Elle se lève et se positionne près de Dune, rapidement suivie de Kai et Euros. Je me tourne alors vers mes amis, désespéré et bien conscient que rien n'empêchera nos enfants de repartir. Ils sont plus futés que nous le pensons, et les seuls capables d'éteindre le feu. Et d'un commun accord avec mes amis, je donne à regret mon accord pour qu'ils nous aident.
- C'est d'accord, mais vous partirez en vous contentant d'éteindre les flammes. Nous nous occuperons du mage. Maintenant nous allons vous laissez vous reposer de votre périple, nous partirons tous demain pour Jabtys afin de rassurer vos mères, et vous nous présenterez à vos nouveaux amis.»
A ces mots, je me redresse et quitte la salle suivit des deux autres conseillers.
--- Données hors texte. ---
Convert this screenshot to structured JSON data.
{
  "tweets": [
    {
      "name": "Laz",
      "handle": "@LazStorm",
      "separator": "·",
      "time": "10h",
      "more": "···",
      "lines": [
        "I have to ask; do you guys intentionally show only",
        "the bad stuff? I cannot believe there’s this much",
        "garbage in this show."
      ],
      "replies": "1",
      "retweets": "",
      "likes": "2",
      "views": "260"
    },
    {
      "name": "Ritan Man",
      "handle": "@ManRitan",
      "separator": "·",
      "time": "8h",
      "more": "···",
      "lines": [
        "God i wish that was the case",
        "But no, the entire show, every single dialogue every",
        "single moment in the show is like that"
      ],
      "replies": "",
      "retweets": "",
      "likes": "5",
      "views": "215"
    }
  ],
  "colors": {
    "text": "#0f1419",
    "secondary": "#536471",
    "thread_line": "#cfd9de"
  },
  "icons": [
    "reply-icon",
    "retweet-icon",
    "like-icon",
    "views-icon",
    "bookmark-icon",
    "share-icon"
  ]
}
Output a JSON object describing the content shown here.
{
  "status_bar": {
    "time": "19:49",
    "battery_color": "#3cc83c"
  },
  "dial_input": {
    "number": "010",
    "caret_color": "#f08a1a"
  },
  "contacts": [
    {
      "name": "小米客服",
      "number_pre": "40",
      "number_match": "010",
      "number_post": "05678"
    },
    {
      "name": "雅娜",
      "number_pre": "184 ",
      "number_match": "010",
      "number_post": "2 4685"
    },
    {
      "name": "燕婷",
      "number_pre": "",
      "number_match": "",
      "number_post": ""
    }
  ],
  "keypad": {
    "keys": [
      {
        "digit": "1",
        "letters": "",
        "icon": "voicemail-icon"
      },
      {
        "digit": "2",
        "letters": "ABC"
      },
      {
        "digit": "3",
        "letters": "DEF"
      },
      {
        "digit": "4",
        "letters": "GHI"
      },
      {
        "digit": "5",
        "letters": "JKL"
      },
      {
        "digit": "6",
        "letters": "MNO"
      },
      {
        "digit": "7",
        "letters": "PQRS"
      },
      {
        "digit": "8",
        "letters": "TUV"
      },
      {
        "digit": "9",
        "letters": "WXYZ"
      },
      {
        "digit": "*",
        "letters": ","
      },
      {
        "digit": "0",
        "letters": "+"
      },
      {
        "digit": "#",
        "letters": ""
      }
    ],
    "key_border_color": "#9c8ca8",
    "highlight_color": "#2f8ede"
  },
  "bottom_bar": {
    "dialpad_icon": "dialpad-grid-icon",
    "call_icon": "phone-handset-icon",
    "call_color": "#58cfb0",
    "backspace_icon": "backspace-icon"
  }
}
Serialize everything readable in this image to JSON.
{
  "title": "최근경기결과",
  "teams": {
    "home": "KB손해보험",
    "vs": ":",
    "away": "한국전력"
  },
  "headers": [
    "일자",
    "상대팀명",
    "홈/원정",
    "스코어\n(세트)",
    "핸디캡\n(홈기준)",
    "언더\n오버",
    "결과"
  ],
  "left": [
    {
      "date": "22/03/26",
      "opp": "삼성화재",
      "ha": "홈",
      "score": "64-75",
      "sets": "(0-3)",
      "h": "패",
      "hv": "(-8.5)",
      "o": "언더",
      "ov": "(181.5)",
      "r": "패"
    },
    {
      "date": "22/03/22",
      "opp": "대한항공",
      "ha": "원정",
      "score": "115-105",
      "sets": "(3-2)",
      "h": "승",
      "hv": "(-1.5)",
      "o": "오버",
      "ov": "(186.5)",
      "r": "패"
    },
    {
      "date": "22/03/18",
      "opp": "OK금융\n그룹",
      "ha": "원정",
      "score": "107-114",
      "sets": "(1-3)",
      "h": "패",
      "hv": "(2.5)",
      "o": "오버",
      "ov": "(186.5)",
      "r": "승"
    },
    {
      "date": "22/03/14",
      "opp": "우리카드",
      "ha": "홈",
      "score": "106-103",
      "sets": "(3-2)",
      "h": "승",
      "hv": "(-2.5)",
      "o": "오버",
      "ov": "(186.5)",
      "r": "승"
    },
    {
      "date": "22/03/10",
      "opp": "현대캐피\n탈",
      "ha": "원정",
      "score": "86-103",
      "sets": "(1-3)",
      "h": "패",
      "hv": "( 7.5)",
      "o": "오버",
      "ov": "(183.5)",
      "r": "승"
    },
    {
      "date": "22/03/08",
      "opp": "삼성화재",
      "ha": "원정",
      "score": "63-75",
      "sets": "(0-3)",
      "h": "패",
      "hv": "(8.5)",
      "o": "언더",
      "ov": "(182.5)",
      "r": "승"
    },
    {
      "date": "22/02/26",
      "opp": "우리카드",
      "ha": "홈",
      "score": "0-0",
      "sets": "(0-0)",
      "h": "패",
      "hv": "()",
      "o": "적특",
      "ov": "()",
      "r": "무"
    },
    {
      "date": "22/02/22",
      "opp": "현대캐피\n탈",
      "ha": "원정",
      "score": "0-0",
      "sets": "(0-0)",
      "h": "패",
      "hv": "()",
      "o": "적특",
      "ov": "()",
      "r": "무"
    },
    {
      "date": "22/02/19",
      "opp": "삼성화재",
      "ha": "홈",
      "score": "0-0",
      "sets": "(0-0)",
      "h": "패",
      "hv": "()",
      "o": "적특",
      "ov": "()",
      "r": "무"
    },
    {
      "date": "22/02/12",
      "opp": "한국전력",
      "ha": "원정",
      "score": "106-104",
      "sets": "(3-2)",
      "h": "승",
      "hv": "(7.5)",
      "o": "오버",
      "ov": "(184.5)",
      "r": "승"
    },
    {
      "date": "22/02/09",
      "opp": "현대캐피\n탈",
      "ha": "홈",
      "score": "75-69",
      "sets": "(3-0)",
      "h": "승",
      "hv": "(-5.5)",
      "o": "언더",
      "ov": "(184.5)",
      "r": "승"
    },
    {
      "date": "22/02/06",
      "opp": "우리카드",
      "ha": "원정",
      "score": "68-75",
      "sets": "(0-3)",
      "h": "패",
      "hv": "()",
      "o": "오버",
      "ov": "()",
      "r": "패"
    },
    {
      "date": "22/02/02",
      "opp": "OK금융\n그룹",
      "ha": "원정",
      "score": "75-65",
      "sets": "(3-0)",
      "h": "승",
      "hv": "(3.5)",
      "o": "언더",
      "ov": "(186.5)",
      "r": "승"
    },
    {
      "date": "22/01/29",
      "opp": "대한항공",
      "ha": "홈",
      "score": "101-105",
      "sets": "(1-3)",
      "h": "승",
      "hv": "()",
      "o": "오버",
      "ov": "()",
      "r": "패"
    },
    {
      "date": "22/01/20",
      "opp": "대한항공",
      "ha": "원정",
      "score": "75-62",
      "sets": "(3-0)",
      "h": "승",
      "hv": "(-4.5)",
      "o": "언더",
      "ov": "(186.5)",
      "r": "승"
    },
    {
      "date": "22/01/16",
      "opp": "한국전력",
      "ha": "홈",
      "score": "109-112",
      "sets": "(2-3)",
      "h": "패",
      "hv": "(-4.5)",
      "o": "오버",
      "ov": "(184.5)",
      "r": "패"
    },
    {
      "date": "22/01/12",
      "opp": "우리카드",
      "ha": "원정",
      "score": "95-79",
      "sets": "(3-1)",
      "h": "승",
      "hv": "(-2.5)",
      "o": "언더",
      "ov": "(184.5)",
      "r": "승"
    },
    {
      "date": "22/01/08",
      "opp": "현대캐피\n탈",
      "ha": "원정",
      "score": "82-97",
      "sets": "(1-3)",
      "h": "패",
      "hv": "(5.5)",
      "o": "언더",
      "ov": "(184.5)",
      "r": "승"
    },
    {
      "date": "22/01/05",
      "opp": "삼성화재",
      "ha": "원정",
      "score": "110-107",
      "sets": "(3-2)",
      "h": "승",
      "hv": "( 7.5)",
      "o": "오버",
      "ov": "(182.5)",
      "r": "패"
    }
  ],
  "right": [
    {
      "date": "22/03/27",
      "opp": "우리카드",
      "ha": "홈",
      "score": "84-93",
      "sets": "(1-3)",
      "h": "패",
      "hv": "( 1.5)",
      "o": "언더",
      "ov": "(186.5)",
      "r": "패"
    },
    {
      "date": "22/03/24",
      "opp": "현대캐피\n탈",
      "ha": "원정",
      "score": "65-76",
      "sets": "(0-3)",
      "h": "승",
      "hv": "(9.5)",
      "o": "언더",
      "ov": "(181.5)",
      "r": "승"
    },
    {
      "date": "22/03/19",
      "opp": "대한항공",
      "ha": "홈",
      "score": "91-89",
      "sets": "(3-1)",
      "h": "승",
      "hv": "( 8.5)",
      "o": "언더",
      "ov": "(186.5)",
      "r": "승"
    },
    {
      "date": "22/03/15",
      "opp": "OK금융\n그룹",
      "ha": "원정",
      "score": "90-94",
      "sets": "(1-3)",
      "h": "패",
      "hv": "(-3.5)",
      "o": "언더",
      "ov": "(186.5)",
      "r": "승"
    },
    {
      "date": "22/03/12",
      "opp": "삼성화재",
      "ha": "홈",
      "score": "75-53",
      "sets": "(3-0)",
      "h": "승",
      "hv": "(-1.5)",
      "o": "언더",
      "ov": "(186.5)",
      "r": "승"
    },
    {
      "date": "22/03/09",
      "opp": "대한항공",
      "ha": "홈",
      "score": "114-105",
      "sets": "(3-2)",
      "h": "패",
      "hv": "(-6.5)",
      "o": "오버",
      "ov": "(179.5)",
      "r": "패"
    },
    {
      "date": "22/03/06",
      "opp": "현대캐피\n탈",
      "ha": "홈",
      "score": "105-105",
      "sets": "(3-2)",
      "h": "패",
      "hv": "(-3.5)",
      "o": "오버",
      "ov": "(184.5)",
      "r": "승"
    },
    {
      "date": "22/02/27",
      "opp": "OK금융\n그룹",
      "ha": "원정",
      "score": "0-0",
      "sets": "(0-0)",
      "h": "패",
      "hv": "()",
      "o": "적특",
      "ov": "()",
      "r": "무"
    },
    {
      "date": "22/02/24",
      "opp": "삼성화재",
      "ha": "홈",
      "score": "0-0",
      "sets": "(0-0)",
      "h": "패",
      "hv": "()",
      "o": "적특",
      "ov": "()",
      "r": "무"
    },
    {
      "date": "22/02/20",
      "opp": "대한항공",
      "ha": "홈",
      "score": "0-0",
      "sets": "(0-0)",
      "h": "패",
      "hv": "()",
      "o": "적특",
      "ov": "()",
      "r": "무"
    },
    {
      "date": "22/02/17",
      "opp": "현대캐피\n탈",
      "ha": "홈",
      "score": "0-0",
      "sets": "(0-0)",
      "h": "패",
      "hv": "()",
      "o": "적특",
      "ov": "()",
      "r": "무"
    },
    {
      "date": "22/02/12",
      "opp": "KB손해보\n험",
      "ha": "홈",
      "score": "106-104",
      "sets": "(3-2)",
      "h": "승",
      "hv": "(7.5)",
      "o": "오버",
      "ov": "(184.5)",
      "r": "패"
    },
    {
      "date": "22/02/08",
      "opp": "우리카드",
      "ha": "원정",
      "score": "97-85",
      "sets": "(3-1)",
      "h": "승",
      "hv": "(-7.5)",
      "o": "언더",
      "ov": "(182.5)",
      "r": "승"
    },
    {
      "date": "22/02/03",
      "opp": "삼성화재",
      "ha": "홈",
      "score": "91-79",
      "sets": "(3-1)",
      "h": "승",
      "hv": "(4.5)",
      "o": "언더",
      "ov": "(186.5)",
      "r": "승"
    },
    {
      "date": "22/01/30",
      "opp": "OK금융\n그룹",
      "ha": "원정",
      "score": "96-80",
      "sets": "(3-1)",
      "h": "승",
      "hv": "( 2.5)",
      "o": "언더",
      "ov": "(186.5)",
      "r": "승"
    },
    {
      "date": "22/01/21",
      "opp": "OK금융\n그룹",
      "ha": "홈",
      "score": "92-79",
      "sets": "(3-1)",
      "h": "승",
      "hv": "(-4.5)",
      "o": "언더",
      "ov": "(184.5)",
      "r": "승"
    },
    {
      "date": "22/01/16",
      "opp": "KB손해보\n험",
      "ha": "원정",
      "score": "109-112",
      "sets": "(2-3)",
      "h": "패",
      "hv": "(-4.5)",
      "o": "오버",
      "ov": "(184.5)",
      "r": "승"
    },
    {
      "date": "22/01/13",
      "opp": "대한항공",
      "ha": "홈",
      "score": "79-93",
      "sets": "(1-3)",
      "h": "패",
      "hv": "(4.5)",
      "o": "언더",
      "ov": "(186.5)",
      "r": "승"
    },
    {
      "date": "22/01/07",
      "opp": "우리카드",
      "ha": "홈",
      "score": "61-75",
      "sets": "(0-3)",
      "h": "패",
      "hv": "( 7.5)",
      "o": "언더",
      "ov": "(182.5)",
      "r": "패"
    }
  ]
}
Fëanor souhaite fermer la porte à clef, mais je l'en empêche, souhaitant de tout cœur gagner la confiance de nos enfants.
Enfin, après avoir convaincu mes amis qu'il fallait laisser nos enfants découvrir le monde et la vie par la même occasion, nous nous couchons, espérant tous de meilleures retrouvailles le lendemain.